Nitro’s life was one of the charges dropped. Needless to say, the outcome didn’t sit well with his owners or other animal lovers who started campaigning for tougher laws to punish animal abusers.
After years of trying, last week they finally saw a victory when Governor John Kasich signed Nitro’s law, which will make it a felony on a first offense for kennel owners and operators to commit acts of animal cruelty in any facility with a commercial kennel license, whether it’s for boarding, breeding, training or rescue.
“Finally, after all these years of losing Nitro so horrifically in 2008, Nitro and his kennel mates will be able rest in peace,” Raab and Siesto said in a statement released to FOX 8. “Their deaths are not in vain. This law will make a huge difference and will be built upon to include more and more for the protection of our companion animals, our family members. We can’t begin to thank all the people who helped to make this happen. Thank you to all the people who joined our grassroots effort and never gave up, all who stuck with us through thick and thin. Thank You, Thank You, Thank You.”
The passage of Nitro’s law also marks the first time the state has passed any law where animal cruelty can be charged as a felony on a first offense. Ohio is still one of only six states that have no first time felony penalties for animal cruelty.
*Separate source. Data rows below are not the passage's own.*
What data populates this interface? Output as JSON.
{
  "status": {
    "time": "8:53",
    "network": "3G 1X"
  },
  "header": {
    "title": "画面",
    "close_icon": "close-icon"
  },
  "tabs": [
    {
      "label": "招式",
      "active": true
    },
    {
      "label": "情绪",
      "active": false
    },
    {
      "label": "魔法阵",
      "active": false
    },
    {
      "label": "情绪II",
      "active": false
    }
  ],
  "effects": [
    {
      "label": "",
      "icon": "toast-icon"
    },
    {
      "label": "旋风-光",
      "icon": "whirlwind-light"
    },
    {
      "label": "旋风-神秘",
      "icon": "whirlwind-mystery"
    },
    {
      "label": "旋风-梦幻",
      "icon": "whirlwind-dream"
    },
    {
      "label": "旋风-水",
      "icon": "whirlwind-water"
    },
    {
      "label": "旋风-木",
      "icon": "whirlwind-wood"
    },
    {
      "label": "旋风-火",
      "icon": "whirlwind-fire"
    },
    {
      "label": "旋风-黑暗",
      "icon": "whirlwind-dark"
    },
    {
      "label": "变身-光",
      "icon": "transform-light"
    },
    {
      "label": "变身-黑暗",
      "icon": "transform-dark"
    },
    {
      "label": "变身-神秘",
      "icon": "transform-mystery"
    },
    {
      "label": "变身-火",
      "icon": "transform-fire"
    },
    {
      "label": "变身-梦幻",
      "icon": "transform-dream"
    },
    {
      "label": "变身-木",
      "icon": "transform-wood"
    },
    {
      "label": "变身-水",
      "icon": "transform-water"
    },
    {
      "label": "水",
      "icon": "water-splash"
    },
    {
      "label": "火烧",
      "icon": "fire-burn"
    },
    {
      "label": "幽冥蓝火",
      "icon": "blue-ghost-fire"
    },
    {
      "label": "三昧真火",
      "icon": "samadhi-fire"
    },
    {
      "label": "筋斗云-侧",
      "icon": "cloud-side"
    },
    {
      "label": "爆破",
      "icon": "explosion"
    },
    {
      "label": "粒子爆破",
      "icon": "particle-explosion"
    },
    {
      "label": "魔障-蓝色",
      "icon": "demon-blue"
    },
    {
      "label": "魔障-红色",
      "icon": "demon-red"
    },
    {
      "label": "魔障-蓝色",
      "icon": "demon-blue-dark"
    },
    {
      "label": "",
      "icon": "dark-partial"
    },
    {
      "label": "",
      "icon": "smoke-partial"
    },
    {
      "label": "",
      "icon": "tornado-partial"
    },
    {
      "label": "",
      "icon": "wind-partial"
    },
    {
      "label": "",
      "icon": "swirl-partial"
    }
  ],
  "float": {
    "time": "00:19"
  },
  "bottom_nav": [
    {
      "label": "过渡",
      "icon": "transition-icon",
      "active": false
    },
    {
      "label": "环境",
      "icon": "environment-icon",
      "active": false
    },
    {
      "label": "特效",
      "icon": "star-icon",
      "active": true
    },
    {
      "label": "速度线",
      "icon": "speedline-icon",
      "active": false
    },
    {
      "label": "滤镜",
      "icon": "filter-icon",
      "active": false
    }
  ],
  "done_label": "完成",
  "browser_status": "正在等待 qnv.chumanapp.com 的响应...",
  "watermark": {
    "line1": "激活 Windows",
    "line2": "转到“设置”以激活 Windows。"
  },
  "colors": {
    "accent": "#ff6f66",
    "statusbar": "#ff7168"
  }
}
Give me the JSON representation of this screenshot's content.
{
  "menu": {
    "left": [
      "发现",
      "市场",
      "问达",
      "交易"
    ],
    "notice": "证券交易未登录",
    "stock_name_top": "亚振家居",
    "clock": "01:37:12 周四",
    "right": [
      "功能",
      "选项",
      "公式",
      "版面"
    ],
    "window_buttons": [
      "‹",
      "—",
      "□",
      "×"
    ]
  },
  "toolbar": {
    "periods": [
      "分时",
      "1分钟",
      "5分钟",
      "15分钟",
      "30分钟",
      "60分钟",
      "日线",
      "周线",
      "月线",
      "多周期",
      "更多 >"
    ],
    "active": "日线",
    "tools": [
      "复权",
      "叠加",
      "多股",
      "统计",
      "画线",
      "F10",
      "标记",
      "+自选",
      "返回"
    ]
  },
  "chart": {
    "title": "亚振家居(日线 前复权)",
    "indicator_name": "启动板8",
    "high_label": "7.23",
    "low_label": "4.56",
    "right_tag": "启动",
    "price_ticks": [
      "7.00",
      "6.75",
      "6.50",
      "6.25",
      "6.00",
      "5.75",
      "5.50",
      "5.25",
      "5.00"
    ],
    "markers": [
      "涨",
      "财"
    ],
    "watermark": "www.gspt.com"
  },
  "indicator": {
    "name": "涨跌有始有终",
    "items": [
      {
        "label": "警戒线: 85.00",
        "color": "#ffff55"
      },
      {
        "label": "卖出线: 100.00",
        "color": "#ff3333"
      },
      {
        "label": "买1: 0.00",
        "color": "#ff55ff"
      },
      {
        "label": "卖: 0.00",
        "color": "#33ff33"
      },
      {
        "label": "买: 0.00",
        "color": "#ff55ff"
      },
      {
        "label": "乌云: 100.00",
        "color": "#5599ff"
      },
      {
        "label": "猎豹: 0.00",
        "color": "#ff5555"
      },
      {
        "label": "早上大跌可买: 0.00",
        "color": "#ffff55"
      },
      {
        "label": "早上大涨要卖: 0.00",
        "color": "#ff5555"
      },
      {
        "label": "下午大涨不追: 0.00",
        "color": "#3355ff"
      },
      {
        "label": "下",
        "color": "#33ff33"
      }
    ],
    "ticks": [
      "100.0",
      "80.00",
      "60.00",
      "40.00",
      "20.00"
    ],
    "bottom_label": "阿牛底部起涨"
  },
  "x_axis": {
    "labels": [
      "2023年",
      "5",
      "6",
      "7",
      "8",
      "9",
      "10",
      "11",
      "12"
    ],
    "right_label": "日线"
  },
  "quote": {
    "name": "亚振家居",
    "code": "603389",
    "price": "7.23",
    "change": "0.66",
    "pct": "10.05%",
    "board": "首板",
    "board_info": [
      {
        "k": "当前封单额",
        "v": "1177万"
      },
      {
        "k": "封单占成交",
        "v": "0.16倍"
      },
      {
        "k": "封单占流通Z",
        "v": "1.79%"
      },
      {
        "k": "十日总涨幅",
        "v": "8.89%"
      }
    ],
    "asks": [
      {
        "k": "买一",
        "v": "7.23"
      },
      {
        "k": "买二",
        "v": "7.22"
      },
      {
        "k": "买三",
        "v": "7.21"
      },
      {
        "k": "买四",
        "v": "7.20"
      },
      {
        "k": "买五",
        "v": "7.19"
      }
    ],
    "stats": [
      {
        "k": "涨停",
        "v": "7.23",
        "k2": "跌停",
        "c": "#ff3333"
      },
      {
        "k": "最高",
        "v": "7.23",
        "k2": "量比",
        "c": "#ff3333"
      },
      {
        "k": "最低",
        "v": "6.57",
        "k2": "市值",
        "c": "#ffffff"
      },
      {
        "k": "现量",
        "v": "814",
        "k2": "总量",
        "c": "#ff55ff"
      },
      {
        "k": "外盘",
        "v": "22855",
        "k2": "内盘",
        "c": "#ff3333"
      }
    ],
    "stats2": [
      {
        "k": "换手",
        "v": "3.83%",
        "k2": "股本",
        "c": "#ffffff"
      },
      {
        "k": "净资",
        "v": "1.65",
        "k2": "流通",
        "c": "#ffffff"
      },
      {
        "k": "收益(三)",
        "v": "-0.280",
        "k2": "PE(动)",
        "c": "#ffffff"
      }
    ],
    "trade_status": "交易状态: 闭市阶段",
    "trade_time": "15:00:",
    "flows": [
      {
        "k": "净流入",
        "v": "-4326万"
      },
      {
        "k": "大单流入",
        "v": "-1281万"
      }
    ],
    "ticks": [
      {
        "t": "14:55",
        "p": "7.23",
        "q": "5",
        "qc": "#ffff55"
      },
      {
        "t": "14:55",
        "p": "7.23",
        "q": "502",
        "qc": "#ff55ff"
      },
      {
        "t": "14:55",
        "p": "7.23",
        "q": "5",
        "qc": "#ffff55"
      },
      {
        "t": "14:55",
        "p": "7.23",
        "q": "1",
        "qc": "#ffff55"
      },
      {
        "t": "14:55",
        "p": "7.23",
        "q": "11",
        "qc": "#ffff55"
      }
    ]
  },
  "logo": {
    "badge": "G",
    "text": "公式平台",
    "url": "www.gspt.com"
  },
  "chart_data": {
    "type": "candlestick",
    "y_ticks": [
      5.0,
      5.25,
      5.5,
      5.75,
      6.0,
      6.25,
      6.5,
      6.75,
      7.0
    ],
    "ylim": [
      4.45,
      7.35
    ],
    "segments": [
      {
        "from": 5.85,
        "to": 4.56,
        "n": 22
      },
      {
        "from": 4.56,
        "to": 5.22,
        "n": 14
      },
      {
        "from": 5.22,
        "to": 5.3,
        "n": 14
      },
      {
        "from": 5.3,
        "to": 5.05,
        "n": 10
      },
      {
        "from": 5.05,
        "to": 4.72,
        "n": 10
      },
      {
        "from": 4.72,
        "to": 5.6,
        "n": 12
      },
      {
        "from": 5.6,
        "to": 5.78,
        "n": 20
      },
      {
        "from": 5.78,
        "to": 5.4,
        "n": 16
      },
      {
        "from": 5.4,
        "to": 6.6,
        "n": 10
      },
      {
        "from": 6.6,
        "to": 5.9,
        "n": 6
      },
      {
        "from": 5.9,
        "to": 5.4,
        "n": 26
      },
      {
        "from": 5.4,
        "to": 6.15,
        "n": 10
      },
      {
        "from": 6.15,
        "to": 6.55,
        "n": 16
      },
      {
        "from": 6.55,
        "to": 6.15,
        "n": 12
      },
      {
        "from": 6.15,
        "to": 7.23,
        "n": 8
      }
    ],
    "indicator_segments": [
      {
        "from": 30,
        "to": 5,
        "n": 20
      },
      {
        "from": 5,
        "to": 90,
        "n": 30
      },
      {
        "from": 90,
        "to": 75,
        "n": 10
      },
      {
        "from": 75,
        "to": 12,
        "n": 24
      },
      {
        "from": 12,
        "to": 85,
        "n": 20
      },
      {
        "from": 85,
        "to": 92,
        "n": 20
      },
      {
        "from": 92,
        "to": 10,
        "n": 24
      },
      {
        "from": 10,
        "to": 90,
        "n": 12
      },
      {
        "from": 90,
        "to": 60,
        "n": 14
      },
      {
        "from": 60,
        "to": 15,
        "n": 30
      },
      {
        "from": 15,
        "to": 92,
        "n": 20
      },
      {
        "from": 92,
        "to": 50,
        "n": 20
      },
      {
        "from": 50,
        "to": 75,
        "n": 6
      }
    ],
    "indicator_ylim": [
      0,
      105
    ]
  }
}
“Ohio has long been at the bottom of the barrel when it comes to punishing severe acts of animal cruelty. Nitro’s Law would bring the state more in line with the vast majority of states in the country by holding those who intentionally and maliciously abuse animals accountable for their actions. We applaud the Ohio legislature for taking a step in the right direction,” said Karen Minton, Ohio state director for The Humane Society of the United States.